A guerra está aí. Participa quem quer, e quem participa colabora para que ela aumente e continue. Não participe dessa guerra. Colabore com seu mísero grão de areia para tolerância, evolução e despolarização.

Para dizer “Mas o Hamas…”, para dizer “Mas Israel…” ou ainda para dizer que se antes você queria sair do Brasil, agora quer sair do mundo: sally@desfavor.com

SOMIR

Contexto, contexto, contexto. Quase tudo nesse mundo depende de contexto para ser compreendido. A ONU, em tese, é uma das melhores ideias da humanidade até hoje. Um organismo imparcial que cria algumas regras do jogo geopolítico para os países seguirem, e que consegue fazer ações humanitárias em qualquer lugar, independentemente da política interna de cada um dos seus membros.

É também quem define a Declaração Universal dos Direitos Humanos, uma espécie de linha divisória entre o mundo antigo e o mundo moderno. Na parte tecnológica podemos falar sobre a Revolução Industrial, mas a declaração é o que muda a “alma” do mundo. A difícil ideia que todos nascemos com direitos fundamentais ainda é desrespeitada nos quatro cantos do planeta, mas tem algo muito importante na ideia de ter o que desrespeitar.

E aí entra o contexto: ela realmente começa a funcionar depois do final da Segunda Guerra Mundial, quando até uma humanidade acostumada com barbárie há milênios sente que a coisa foi longe demais com o Holocausto e as bombas atômicas. E quem dá o suporte para as nações unidas são as nações vencedoras da guerra. Daí que surgem os membros permanentes do Conselho de Segurança da ONU: Estados Unidos, Rússia, Reino Unido, França e China. Os países mais relevantes do lado vencedor.

Seus poderes sobre a ONU são diferentes do resto, eles podem vetar resoluções que não gostarem.
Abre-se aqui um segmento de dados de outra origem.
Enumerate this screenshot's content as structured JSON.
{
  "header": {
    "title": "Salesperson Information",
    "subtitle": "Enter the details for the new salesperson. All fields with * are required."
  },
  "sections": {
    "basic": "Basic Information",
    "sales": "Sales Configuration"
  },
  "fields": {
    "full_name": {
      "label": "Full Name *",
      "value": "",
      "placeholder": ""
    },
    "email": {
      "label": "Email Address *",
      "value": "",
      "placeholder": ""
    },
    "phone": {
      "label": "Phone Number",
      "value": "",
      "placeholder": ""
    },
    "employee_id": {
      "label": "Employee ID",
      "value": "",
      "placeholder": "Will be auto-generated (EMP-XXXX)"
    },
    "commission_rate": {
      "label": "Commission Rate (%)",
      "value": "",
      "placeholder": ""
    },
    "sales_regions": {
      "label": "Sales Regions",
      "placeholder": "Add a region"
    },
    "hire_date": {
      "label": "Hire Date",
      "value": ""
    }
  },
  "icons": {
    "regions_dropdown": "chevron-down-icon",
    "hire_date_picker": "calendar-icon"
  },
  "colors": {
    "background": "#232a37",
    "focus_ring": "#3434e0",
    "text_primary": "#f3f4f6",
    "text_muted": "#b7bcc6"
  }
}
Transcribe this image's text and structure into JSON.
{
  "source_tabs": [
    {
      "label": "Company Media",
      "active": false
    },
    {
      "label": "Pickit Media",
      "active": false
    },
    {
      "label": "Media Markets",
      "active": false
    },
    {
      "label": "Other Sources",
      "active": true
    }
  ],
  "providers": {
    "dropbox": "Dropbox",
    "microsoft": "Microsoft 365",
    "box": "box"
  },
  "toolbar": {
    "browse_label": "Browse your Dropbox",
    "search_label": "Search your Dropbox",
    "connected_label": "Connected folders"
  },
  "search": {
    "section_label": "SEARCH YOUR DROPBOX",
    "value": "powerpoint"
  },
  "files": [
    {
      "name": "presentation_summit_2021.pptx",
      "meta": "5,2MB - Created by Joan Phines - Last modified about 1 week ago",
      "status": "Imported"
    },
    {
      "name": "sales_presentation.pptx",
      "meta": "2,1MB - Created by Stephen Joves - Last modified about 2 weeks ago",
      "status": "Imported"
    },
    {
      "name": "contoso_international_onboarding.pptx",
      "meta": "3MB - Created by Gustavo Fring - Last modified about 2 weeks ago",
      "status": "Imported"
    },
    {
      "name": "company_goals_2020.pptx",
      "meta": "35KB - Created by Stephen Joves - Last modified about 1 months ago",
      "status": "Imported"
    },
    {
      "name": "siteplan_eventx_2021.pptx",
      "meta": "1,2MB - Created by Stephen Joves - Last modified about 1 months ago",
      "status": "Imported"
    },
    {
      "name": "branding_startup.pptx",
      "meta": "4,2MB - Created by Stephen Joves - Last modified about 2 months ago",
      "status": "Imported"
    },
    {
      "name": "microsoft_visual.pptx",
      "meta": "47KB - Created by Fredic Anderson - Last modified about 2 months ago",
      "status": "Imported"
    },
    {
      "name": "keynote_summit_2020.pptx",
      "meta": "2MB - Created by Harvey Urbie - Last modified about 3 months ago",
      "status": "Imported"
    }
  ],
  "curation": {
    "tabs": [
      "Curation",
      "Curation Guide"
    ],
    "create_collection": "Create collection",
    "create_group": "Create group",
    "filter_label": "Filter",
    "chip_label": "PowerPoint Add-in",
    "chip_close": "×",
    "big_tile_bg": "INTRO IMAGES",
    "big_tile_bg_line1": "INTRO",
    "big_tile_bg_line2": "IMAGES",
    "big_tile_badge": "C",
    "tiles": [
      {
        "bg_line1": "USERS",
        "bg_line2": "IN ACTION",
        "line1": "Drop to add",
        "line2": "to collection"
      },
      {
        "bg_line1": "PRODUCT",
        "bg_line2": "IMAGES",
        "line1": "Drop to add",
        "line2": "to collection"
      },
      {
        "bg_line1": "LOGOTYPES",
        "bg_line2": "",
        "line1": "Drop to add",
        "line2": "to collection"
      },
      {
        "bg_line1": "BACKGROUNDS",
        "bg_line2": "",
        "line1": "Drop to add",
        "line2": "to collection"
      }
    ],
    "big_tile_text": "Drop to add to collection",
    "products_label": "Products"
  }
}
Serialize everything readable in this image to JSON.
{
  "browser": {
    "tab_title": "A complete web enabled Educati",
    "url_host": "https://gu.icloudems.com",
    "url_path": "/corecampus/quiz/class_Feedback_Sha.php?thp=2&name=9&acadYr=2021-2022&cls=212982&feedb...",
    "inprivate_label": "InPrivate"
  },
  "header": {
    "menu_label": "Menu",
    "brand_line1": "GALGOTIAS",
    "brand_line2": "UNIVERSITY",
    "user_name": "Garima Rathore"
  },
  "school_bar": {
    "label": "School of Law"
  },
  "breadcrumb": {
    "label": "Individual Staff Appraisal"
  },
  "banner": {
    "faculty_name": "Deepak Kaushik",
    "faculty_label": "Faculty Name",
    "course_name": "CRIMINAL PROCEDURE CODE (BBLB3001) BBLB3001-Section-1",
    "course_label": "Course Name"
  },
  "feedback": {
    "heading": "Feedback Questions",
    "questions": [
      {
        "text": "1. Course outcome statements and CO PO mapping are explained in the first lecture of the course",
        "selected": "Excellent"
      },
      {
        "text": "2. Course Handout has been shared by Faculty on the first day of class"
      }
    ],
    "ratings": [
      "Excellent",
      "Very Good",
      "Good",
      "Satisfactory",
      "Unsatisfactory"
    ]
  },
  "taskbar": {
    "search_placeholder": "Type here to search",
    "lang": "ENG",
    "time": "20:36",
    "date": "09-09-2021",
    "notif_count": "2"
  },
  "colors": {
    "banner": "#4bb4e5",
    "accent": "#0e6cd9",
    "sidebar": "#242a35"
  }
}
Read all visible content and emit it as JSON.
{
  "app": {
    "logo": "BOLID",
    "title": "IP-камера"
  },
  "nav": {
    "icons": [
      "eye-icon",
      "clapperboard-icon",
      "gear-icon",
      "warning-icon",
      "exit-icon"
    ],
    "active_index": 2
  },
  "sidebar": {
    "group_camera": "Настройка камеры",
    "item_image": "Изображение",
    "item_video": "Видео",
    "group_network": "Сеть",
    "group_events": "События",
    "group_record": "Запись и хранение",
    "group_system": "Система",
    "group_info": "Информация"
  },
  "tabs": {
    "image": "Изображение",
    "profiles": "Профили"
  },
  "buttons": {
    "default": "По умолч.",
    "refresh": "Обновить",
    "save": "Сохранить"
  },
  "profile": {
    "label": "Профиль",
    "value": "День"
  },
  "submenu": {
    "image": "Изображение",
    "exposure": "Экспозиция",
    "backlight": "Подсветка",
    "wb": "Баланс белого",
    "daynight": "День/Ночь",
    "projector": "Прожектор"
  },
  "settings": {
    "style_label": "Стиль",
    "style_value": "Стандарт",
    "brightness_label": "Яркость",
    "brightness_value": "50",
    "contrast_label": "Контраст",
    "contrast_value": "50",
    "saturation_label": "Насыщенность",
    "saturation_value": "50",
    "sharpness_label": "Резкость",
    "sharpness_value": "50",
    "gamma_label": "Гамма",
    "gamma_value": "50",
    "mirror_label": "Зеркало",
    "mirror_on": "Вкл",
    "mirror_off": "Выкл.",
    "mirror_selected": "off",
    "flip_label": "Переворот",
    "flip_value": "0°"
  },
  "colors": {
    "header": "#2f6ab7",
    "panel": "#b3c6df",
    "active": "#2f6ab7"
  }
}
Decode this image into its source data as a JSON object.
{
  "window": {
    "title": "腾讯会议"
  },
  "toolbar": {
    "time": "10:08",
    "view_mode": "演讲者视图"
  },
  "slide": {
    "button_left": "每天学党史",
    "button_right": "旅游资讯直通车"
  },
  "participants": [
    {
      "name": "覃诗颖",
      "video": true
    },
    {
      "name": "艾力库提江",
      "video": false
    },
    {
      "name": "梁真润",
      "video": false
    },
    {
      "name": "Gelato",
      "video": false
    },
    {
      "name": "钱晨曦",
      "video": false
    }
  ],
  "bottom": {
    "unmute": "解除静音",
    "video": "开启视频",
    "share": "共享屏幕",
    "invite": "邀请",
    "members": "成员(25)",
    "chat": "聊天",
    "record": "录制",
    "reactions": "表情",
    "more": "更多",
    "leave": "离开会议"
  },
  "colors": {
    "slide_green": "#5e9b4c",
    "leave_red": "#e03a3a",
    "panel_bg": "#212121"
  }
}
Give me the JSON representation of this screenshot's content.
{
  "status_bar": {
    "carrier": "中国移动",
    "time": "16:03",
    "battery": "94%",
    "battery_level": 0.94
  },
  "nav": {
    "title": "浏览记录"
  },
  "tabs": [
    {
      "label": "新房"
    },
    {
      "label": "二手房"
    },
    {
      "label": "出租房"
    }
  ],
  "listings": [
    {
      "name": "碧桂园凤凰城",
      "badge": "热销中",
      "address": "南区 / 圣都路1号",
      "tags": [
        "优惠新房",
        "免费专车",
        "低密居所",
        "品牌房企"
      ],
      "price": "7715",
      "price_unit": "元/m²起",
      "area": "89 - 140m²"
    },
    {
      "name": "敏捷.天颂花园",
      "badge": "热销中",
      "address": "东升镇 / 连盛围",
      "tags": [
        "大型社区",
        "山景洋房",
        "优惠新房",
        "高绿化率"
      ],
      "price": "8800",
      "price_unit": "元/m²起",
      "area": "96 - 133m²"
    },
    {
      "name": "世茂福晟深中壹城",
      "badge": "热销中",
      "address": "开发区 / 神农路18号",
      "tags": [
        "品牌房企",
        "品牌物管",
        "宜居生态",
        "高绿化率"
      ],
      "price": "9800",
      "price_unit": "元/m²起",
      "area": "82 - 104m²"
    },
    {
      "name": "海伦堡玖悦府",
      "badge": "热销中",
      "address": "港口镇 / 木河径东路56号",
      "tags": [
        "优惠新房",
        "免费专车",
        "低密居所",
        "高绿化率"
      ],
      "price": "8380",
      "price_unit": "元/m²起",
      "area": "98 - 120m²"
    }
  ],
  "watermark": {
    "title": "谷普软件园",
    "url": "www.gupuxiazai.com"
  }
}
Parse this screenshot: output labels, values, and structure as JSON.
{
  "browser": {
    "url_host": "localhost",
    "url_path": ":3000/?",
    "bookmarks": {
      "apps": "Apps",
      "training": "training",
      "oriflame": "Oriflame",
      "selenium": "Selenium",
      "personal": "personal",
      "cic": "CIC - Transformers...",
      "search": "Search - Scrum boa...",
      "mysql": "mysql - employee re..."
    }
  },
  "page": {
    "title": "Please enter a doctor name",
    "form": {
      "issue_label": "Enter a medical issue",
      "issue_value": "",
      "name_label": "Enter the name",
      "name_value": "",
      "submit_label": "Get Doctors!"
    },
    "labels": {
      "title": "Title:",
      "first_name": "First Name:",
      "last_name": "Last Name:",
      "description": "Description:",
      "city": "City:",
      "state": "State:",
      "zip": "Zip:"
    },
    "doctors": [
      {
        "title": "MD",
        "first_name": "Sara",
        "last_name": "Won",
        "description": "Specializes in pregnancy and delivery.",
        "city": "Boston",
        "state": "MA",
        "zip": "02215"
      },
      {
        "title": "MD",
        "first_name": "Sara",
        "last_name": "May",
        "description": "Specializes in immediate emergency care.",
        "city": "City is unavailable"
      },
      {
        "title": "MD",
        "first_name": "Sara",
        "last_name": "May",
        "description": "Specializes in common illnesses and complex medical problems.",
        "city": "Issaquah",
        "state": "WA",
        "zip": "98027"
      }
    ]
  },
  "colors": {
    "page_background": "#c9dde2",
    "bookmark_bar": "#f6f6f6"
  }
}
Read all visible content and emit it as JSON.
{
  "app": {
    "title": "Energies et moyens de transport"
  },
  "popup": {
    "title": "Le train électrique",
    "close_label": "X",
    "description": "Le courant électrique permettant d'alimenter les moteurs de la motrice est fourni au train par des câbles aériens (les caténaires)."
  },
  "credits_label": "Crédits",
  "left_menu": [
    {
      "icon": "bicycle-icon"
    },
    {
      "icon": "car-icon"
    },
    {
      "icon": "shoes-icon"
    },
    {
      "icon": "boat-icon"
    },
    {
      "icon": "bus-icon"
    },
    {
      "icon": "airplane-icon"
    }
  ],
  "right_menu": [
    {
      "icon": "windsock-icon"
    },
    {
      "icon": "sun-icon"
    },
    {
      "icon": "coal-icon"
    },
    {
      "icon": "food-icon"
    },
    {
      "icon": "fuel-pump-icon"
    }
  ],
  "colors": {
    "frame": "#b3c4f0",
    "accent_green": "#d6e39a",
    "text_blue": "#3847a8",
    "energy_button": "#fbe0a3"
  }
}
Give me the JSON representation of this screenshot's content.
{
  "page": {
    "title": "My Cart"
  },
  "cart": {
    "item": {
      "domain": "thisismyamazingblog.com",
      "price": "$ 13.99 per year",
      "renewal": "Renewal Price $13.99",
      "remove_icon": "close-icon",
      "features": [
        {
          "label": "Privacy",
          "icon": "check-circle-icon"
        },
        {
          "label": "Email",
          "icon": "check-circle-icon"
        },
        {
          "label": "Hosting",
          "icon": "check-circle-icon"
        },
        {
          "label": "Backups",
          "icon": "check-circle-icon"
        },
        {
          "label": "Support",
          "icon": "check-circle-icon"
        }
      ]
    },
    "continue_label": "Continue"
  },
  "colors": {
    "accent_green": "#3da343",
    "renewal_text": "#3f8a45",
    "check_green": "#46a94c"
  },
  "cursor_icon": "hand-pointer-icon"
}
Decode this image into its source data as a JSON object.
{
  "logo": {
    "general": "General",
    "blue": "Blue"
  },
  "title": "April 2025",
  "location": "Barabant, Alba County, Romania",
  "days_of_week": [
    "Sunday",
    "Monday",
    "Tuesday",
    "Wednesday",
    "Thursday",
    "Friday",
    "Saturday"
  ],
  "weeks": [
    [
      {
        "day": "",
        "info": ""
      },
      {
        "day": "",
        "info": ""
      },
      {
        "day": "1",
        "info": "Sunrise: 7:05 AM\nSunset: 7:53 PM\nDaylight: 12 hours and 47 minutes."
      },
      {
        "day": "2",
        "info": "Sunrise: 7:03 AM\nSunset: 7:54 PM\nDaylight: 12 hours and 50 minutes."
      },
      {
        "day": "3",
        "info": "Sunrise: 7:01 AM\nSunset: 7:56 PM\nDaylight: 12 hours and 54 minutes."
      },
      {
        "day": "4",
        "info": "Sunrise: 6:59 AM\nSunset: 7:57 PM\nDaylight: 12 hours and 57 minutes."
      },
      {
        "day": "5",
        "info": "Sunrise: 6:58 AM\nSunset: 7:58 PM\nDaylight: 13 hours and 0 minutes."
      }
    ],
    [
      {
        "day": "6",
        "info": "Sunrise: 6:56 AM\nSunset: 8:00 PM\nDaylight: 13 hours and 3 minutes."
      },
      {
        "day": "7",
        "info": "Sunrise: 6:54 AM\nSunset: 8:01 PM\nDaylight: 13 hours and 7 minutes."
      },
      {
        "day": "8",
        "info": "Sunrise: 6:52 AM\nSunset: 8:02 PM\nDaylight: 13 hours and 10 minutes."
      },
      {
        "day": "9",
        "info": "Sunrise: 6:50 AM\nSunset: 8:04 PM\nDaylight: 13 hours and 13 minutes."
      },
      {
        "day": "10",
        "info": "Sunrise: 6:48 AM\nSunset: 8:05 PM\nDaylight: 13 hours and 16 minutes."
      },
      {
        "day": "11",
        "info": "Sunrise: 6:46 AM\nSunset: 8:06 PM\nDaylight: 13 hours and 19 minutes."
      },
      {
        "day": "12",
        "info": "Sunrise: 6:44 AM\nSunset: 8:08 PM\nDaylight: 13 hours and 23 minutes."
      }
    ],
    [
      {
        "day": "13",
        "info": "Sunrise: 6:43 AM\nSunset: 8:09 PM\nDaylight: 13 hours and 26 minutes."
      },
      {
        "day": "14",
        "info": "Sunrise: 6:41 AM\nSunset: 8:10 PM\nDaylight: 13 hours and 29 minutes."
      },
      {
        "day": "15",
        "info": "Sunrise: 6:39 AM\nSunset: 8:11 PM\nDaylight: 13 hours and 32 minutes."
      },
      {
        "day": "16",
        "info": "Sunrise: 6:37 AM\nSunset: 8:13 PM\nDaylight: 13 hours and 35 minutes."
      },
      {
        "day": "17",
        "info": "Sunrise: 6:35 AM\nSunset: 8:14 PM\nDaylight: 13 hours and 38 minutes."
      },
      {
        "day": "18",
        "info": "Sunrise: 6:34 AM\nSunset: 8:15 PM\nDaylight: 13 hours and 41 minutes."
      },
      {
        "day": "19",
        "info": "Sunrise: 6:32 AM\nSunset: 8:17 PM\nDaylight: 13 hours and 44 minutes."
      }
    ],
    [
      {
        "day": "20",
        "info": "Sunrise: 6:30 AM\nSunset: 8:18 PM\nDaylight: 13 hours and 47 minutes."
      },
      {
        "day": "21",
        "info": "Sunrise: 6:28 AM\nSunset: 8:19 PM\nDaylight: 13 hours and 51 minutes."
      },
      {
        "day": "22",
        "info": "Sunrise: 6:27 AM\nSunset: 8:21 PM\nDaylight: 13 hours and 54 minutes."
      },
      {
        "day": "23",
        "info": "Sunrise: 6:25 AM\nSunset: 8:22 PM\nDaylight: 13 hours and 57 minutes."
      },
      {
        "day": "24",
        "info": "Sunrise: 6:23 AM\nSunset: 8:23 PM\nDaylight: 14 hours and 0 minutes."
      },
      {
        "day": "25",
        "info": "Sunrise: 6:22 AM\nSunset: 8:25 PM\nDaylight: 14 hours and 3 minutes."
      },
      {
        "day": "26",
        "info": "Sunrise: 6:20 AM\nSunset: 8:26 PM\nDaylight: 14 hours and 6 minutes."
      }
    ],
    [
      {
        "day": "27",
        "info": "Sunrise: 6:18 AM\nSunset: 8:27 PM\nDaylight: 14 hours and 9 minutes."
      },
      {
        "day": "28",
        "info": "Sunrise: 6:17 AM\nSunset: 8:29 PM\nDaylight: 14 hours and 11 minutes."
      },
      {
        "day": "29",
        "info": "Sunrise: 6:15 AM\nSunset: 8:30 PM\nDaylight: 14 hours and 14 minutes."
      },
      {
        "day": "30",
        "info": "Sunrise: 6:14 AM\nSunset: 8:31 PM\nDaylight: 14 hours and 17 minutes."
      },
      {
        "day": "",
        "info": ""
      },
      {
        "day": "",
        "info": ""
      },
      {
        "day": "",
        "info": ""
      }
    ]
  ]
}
Foi uma espécie de condição para eles garantirem a validade do organismo: todo mundo respeita porque os países que podem bater mais forte estão do lado dela. O Brasil fez uma resolução que não era perfeita, mas era o que dava para entregar nessa etapa da guerra entre Israel e Hamas, quase todo mundo aprovou, Rússia e Reino Unido deixaram passar, mas os EUA bateram o pé.

Da mesma forma que a Rússia travou todo tipo de resolução em apoio ao país que estava invadindo pouco tempo atrás. A ONU é uma organização humanitária teoricamente neutra, mas seu contexto de poder é totalmente relacionado com o poderio militar dos “donos do mundo”. É o porco da Lei da Selva maquiado para parecer consenso global. Não é.

E mesmo que eu não defenda o fim da ONU, até porque organismos puramente humanitários como Unicef, Acnur e OMS dependem dela para salvar milhões de vidas todos os anos, eu não posso deixar de notar como a parte do gerenciamento das relações entre países é falha por esse motivo de suporte baseado em exércitos poderosos de alguns membros. Decisões da ONU são tão fortes quanto o poderio militar de quem estiver por trás dela, e assim que uma das potências entra em discordância com a outra, tudo fica travado.

Não é defeito, é como a coisa foi feita para funcionar. No final das contas, a ONU foi feita para empurrar o que os maiores exércitos concordavam em empurrar. A imensa hegemonia americana no pós-guerra, exacerbada a cada década até o fracasso da União Soviética, nos deu a impressão de que a ONU tinha mais poder do que realmente tinha. Quando as coisas voltam para algo mais normal como os EUA tendo que dividir mais o bolo, vemos a falha fundamental no processo.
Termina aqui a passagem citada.